A tasting menu is not a meal to enjoy, but an exercise to keep your mind sharp. To stay awake I kept complimenting the waiter on his outfit. He wore a white jacket and a black bow tie. I wore a black dress with a white collar. I said had I been twenty years younger I’d elope with him. He asked me if I would allow him to flirt with other women, and I said only if he wouldn’t mind my flirting with other men. When he returned with yet another course I found a classified ad I had cut and kept in my purse. Read it, I said to him, and he said he didn’t have his reading glasses, so I read it aloud. “Choose me, foxy, sexy senior lady, well-educated, healthy, vivacious. Very clean and great dresser who is looking for a GENTLEMAN, age under 100, free of emotional baggage, well-off financially. Must be there for me. If you flirt with other women do not bother responding. My mindset is to be courted.” The waiter said he was not qualified, and I said I was not the woman. We both agreed that we should wish her the best of luck. All the time you could hear Molly calculating the extra tips for what she later described to me as
, “the constant and persistent harassment that gentleman had to endure.”
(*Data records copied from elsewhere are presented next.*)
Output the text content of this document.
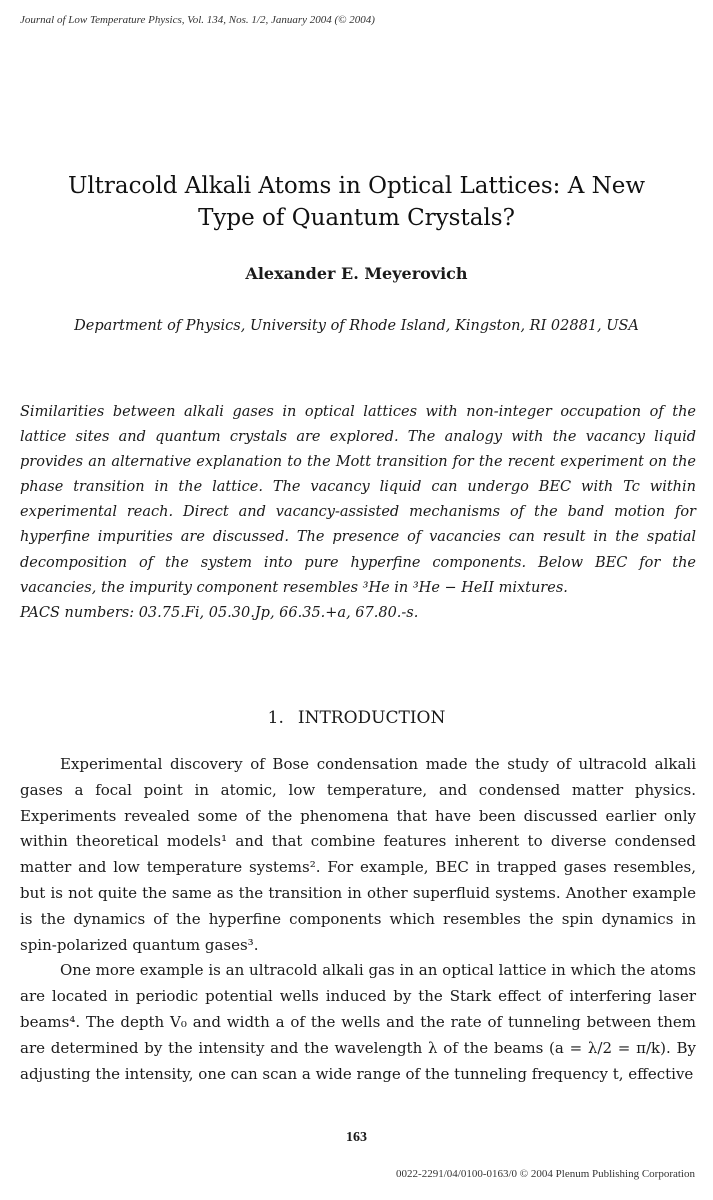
Journal of Low Temperature Physics, Vol. 134, Nos. 1/2, January 2004 (© 2004)
Ultracold Alkali Atoms in Optical Lattices: A New Type of Quantum Crystals?
Alexander E. Meyerovich
Department of Physics, University of Rhode Island, Kingston, RI 02881, USA

Similarities between alkali gases in optical lattices with non-integer occupation of the lattice sites and quantum crystals are explored. The analogy with the vacancy liquid provides an alternative explanation to the Mott transition for the recent experiment on the phase transition in the lattice. The vacancy liquid can undergo BEC with Tc within experimental reach. Direct and vacancy-assisted mechanisms of the band motion for hyperfine impurities are discussed. The presence of vacancies can result in the spatial decomposition of the system into pure hyperfine components. Below BEC for the vacancies, the impurity component resembles ³He in ³He − HeII mixtures.

PACS numbers: 03.75.Fi, 05.30.Jp, 66.35.+a, 67.80.-s.

1. INTRODUCTION

Experimental discovery of Bose condensation made the study of ultracold alkali gases a focal point in atomic, low temperature, and condensed matter physics. Experiments revealed some of the phenomena that have been discussed earlier only within theoretical models¹ and that combine features inherent to diverse condensed matter and low temperature systems². For example, BEC in trapped gases resembles, but is not quite the same as the transition in other superfluid systems. Another example is the dynamics of the hyperfine components which resembles the spin dynamics in spin-polarized quantum gases³.

One more example is an ultracold alkali gas in an optical lattice in which the atoms are located in periodic potential wells induced by the Stark effect of interfering laser beams⁴. The depth V₀ and width a of the wells and the rate of tunneling between them are determined by the intensity and the wavelength λ of the beams (a = λ/2 = π/k). By adjusting the intensity, one can scan a wide range of the tunneling frequency t, effective

163
0022-2291/04/0100-0163/0 © 2004 Plenum Publishing Corporation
Well? I thought. Perhaps she’ll think twice from now on about ordering the tasting menu.
But I digress. No, no interest whatsoever in Roland and Hetty once they dim the bedroom light. But I do like to see them at their breakfast. Hetty stirring her coffee—I imagine she would count to the same number every morning, twenty, thirty, before raising the cup to her lips—and Roland, he would thank her for everything she placed in front of him, the whole time counting the words he had said. Once he had reached a decent number, he would open the newspaper.
When I think of his mistresses, I like to picture them in his bed, even though Roland never describes anyone in more than a sentence or two. Some must be long gone now. But the younger ones may still be alive. Dead or alive, they should all be grateful to me because I only see them in their best years and through a lover’s eyes.
Later.
This evening, Aunt E said if there was anything I wanted to know I should ask her. Who knows when we will see each other next? she said. Hetty said something similar when she saw me off. Why do women like to sound so dramatic and morbid? Even Aunt E is not exempt from such sentimentality.
Oh, I’m following you west, I said.
No, don’t, Aunt E said.
What do I do? I asked. Before leaving, through arguing and begging, I reached an agreement with Uncle Victor and Uncle William about managing part of my money until I turn twenty-one.
Stay in New York. Find some prospect here for yourself.
Aunt E gave me a list of people that I might contact. She also suggested that it wasn’t a bad idea to get in touch with the Bouleys. I promised to do all she asked me to, but a young man’s promise can stay an empty promise.